Thanks for the feedback so far, everybody!

@Penny;
I'm interested what you'll think of the first chapter where qualifiers and different characters should be speaking more distinctly. Good stuff.

@Judge;

Woo-hoo! I edited the editors! \o/

As for the reference of getting more women into the navy in that final paragraph, my intended meaning was actually as the admiral explained and not a reference to fertility or reproduction. In fact, that never crossed my mind when developing that discussion. I'm glad you commented on that part because I had been wondering how others would read that it can be, well, a topic of many opinions. I can see why someone might immediately interpret it as you did. That's useful to know.

"BareFoots", lol, yes, the name is the combination of the greek roots nudi (naked) and pod (foot, or leg). It is a play on the term nudibranch. I'm on the fence about the name actually, but I figure names can ultimately be changed. For now, it's a fun placeholder. They do have a name they call themselves. One way to think about the name is that it would be like referring to a human as a hominid instead of human.

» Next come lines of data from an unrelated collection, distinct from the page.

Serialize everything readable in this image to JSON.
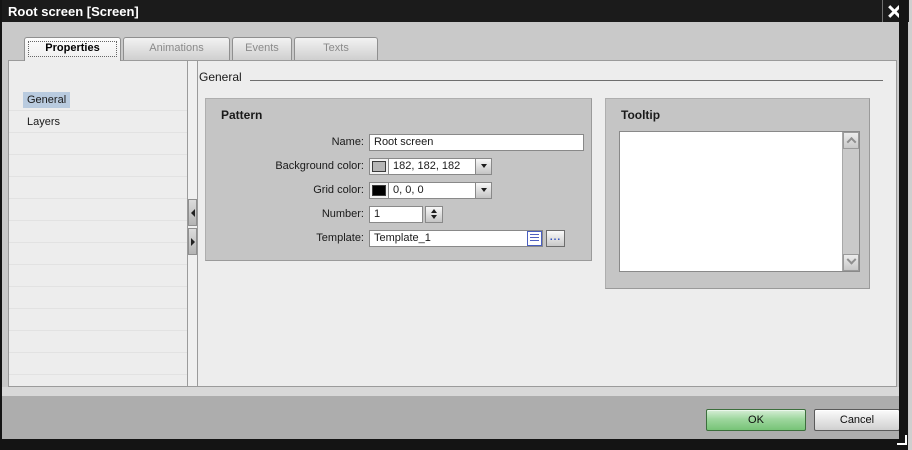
{
  "window": {
    "title": "Root screen [Screen]"
  },
  "tabs": [
    {
      "label": "Properties",
      "active": true
    },
    {
      "label": "Animations",
      "active": false
    },
    {
      "label": "Events",
      "active": false
    },
    {
      "label": "Texts",
      "active": false
    }
  ],
  "sidebar": {
    "items": [
      {
        "label": "General",
        "selected": true
      },
      {
        "label": "Layers",
        "selected": false
      }
    ]
  },
  "main": {
    "section_title": "General",
    "pattern": {
      "title": "Pattern",
      "name_label": "Name:",
      "name_value": "Root screen",
      "background_color_label": "Background color:",
      "background_color_value": "182, 182, 182",
      "background_color_hex": "#b6b6b6",
      "grid_color_label": "Grid color:",
      "grid_color_value": "0, 0, 0",
      "grid_color_hex": "#000000",
      "number_label": "Number:",
      "number_value": "1",
      "template_label": "Template:",
      "template_value": "Template_1",
      "browse_label": "..."
    },
    "tooltip": {
      "title": "Tooltip",
      "value": ""
    }
  },
  "footer": {
    "ok_label": "OK",
    "cancel_label": "Cancel"
  },
  "colors": {
    "selection_blue": "#b9cbdf",
    "ok_green": "#77c377",
    "titlebar_black": "#1b1b1b"
  }
}
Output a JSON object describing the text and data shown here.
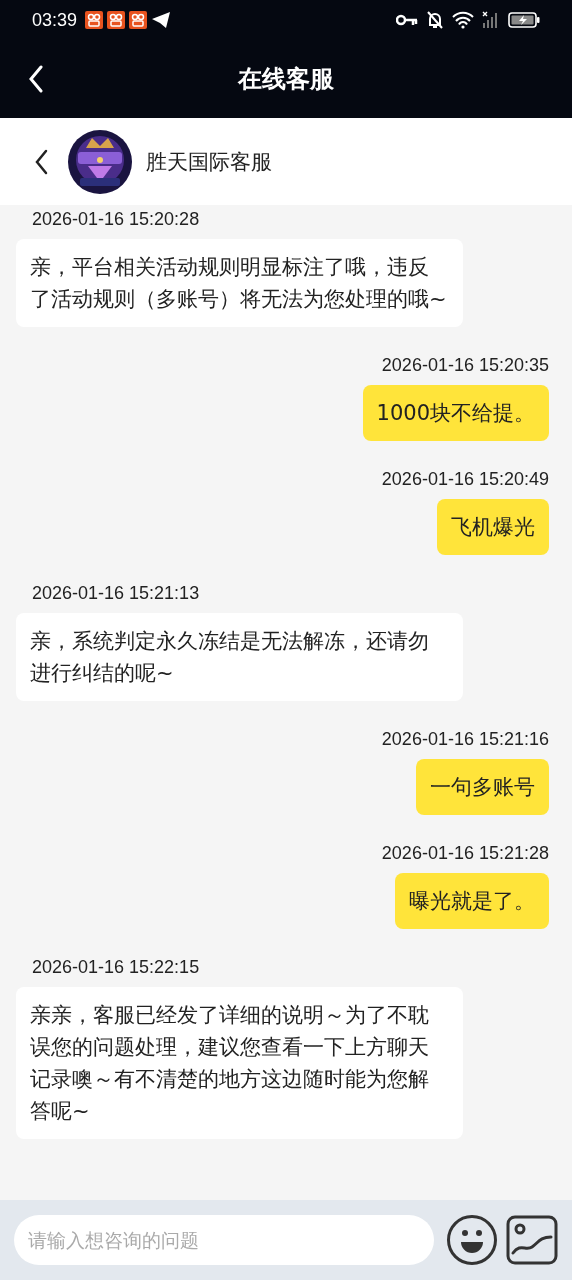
{
  "status_bar": {
    "time": "03:39",
    "notifications": [
      {
        "kind": "app"
      },
      {
        "kind": "app"
      },
      {
        "kind": "app"
      },
      {
        "kind": "plane"
      }
    ]
  },
  "title_bar": {
    "title": "在线客服"
  },
  "chat_header": {
    "name": "胜天国际客服"
  },
  "messages": [
    {
      "kind": "incoming",
      "time": "2026-01-16 15:20:28",
      "text": "亲，平台相关活动规则明显标注了哦，违反了活动规则（多账号）将无法为您处理的哦~"
    },
    {
      "kind": "outgoing",
      "time": "2026-01-16 15:20:35",
      "text": "1000块不给提。"
    },
    {
      "kind": "outgoing",
      "time": "2026-01-16 15:20:49",
      "text": "飞机爆光"
    },
    {
      "kind": "incoming",
      "time": "2026-01-16 15:21:13",
      "text": "亲，系统判定永久冻结是无法解冻，还请勿进行纠结的呢~"
    },
    {
      "kind": "outgoing",
      "time": "2026-01-16 15:21:16",
      "text": "一句多账号"
    },
    {
      "kind": "outgoing",
      "time": "2026-01-16 15:21:28",
      "text": "曝光就是了。"
    },
    {
      "kind": "incoming",
      "time": "2026-01-16 15:22:15",
      "text": "亲亲，客服已经发了详细的说明～为了不耽误您的问题处理，建议您查看一下上方聊天记录噢～有不清楚的地方这边随时能为您解答呢~"
    }
  ],
  "input_bar": {
    "placeholder": "请输入想咨询的问题"
  }
}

Good to know you found the writing clear. We'll see how it holds up in the first chapter.
 
If the two species are at war then there would be a speciest derogatory term for nudipods. Slug's possibly?, there is actually a webpage where you can look up words in many languages for an english one Do You Know How to Say Naked in Different Languages? <---- a valuable resource to mine.

But yeah, it probably works fine after the first couple of readings, but you might find something you like more in there.
 
It's probably a bit too early for feedback, as when you've finished it you'll probably make changes of your own anyway. :)

As for what you've posted - it's simply an exchange of dialogue, like found in a screenplay but without even director's notes. While unusual, it's not without precedent - Ender's Game by Orson Scott Card also begins with a short exchange of dialogue.

So while I do actually find your approach potentially fresh and interesting, this section seems to exist only to provide background information for the reader. In that regard, it's not really the start of a story, but just background notes that you're trying to make entertaining.

I would suggest - after you've finished your piece - that you look again at your text and have a think on where the story actually does begin.
I agree with the honorable Mr. Turner and everything he said above.